Children with NCL appear healthy when born, but as their brain cells die, they begin to suffer seizures and progressively lose motor skills, sight and mental capacity. Eventually, they become blind, bedridden and unable to communicate or function independently. The infantile and late infantile forms of NCL are caused by different genetic mutations. As the names imply, the two forms begin to afflict patients at different stages of infancy, but both have similar disease progression and outcomes.

NCL is a rare disease. The infantile and late-infantile forms of NCL are estimated to occur in 2 to 4 out of every 100,000 live births in the U.S. It is more frequently found in northern Europe, Canada and Newfoundland.

There is currently no treatment for the relentless degenerative effects of the disease. While available drugs may reduce seizures and physical therapy may temporarily facilitate mobility, NCL remains a fatal disease.

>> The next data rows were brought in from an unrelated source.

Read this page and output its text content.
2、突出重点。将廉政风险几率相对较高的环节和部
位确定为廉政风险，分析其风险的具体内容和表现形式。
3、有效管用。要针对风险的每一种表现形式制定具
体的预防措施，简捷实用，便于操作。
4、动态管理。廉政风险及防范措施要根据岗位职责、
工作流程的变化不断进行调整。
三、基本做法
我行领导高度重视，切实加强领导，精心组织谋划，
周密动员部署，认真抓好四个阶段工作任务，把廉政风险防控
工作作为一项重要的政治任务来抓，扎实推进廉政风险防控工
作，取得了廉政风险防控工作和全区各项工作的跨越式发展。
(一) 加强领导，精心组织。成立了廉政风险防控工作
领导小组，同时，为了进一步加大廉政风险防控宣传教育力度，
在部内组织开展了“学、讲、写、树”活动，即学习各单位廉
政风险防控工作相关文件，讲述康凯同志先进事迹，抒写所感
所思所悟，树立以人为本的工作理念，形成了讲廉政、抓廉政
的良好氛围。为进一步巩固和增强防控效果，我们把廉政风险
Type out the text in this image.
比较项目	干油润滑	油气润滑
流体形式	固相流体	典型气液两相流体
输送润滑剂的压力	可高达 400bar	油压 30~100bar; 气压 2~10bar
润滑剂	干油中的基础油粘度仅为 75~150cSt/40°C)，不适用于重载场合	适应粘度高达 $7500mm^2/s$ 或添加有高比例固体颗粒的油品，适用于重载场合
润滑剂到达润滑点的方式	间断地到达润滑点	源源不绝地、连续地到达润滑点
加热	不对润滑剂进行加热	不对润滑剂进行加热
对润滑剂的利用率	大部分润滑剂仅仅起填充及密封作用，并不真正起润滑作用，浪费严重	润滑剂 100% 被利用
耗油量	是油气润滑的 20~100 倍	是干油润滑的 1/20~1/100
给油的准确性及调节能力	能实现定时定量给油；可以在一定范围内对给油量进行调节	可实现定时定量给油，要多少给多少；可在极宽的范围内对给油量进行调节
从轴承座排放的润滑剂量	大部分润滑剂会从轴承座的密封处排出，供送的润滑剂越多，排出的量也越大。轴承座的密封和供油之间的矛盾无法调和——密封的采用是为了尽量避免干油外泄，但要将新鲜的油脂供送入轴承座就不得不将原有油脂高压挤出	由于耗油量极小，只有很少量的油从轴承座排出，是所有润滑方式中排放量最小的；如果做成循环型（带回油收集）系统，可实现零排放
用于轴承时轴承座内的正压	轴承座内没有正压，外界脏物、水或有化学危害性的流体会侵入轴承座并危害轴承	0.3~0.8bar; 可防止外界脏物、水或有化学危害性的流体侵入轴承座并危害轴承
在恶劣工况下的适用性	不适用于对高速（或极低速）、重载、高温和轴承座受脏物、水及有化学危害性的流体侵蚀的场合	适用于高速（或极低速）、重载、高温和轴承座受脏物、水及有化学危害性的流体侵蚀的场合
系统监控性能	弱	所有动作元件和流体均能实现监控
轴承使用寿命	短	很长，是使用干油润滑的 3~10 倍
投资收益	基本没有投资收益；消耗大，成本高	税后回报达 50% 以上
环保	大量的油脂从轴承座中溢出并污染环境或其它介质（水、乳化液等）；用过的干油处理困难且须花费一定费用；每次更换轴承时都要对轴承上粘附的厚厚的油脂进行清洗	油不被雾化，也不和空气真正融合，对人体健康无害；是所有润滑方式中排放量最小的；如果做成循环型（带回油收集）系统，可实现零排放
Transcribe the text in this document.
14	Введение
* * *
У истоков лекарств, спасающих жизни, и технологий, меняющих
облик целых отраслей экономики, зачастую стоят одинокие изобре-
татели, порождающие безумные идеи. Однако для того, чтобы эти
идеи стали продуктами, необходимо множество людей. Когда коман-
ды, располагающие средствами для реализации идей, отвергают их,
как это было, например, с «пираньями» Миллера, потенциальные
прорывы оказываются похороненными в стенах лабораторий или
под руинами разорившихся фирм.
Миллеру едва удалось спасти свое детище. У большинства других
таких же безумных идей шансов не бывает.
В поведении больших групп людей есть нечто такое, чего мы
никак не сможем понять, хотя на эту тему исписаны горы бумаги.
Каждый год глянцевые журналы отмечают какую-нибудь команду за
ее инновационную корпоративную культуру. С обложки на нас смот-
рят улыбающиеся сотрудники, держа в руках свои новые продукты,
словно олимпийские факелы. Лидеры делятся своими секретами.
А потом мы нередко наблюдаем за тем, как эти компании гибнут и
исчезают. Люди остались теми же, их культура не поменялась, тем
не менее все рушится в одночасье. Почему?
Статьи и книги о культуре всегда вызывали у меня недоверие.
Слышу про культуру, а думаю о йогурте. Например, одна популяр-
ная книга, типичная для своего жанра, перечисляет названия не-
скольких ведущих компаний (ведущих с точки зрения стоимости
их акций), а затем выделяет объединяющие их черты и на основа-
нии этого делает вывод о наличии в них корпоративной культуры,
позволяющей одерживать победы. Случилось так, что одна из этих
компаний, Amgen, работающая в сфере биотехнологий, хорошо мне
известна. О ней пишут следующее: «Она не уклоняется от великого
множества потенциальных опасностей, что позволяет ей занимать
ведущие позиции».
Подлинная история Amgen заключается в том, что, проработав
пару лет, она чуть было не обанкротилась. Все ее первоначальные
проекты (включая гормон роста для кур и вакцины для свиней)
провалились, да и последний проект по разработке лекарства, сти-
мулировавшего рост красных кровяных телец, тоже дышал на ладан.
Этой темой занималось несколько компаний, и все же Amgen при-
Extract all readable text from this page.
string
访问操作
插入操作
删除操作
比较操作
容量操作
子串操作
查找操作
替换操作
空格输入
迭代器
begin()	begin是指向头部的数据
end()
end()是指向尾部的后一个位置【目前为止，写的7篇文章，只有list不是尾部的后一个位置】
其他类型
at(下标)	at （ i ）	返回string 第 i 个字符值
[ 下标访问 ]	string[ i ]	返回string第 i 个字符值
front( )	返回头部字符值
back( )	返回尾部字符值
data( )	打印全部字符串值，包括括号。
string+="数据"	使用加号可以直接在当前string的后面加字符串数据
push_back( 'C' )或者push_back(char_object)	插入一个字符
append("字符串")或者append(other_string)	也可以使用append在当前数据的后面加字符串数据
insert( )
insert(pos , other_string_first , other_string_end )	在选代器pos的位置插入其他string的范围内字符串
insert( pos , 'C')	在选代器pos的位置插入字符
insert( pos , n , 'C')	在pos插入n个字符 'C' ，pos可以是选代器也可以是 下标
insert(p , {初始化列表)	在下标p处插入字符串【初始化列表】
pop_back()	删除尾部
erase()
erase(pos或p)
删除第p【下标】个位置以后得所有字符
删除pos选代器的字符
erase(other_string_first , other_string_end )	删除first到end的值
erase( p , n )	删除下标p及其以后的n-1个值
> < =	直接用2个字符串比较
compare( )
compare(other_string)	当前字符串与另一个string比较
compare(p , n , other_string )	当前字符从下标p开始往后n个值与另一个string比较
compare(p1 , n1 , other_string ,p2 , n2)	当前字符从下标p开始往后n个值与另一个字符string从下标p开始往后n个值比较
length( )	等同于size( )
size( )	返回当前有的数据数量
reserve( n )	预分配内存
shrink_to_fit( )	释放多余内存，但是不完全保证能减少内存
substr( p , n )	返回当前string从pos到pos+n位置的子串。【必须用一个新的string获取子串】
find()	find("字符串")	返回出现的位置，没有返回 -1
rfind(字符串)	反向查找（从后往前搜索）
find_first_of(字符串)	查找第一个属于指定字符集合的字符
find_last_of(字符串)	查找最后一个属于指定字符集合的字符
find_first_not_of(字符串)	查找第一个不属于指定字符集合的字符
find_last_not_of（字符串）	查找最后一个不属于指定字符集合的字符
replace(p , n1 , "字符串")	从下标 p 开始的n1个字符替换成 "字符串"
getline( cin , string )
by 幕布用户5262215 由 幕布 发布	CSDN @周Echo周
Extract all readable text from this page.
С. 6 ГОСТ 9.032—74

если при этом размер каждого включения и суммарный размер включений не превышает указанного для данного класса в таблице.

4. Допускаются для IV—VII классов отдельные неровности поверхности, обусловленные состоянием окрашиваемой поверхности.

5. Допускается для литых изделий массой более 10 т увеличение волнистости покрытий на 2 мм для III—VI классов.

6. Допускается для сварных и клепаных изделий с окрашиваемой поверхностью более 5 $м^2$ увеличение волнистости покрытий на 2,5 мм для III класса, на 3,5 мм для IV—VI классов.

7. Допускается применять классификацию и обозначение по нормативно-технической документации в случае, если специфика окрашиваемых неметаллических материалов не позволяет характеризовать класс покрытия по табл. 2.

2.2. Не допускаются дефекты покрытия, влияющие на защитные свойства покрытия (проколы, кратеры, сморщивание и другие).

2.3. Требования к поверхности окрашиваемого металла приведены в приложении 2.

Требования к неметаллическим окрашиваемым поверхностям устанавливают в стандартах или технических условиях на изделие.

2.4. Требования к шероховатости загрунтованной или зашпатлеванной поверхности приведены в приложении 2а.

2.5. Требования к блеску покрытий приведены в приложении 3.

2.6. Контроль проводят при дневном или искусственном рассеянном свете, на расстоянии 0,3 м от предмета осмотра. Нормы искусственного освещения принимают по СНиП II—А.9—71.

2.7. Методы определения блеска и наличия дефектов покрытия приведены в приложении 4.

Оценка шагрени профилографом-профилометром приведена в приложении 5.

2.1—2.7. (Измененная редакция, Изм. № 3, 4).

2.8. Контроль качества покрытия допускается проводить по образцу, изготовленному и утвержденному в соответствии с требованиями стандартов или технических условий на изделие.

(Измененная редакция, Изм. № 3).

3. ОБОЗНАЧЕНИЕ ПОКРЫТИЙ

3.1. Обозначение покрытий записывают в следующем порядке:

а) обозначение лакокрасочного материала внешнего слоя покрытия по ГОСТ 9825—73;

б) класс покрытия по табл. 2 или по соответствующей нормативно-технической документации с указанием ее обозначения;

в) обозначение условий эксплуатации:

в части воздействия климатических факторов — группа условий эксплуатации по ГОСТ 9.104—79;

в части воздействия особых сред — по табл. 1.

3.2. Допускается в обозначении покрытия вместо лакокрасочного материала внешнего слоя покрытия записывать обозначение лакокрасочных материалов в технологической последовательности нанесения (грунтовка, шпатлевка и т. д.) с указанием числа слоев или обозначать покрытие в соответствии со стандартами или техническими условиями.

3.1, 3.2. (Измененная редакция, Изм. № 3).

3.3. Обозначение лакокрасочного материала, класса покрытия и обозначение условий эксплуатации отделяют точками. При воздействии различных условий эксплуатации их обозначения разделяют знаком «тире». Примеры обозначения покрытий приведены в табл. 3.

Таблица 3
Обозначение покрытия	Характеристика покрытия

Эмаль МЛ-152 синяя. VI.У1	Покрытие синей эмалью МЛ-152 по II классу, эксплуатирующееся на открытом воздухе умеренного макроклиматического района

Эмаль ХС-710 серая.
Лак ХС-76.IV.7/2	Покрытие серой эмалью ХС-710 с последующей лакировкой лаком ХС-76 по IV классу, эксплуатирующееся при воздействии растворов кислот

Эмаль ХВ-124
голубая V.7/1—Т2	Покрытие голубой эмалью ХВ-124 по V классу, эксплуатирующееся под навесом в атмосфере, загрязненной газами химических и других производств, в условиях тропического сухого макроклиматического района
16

The StemCells Approach: Enzyme Production for Neuroprotection

HuCNS-SC® human neural stem cells, when transplanted into the animal brain, migrate to the areas where neurons are affected by cellular waste buildup. They then produce the deficient enzyme needed to eliminate waste accumulation and thus protect the neurons.

NCL Cartoon

HuCNS-SC Cell

Enzymes
Cellular Wastes
Neuron

When transplanted into the brain of an INCL mouse, neural stem cells have been shown to protect and maintain 57% of host neurons, compared with only 8% of host neurons remaining in the untreated group.

Learn about our completed NCL clinical trial…

Learn about our NCL pre-clinical studies…

View our publications on NCL…

The Bigger Picture

NCL is just one of more than 50 lysosomal storage disorders (LSDs). LSDs affect approximately one in every 5,000 individuals worldwide; a child is born with a lysosomal disorder approximately every half hour. While there is currently no known cure, certain LSDs can be treated with enzyme replacement therapies. However, such an approach is not a practical treatment option for the more than 20 CNS-mediated LSDs, as enzymes are too large to cross the blood-brain barrier. For these LSDs, neural stem cell transplantation directly into the CNS may hold promise as a future therapy.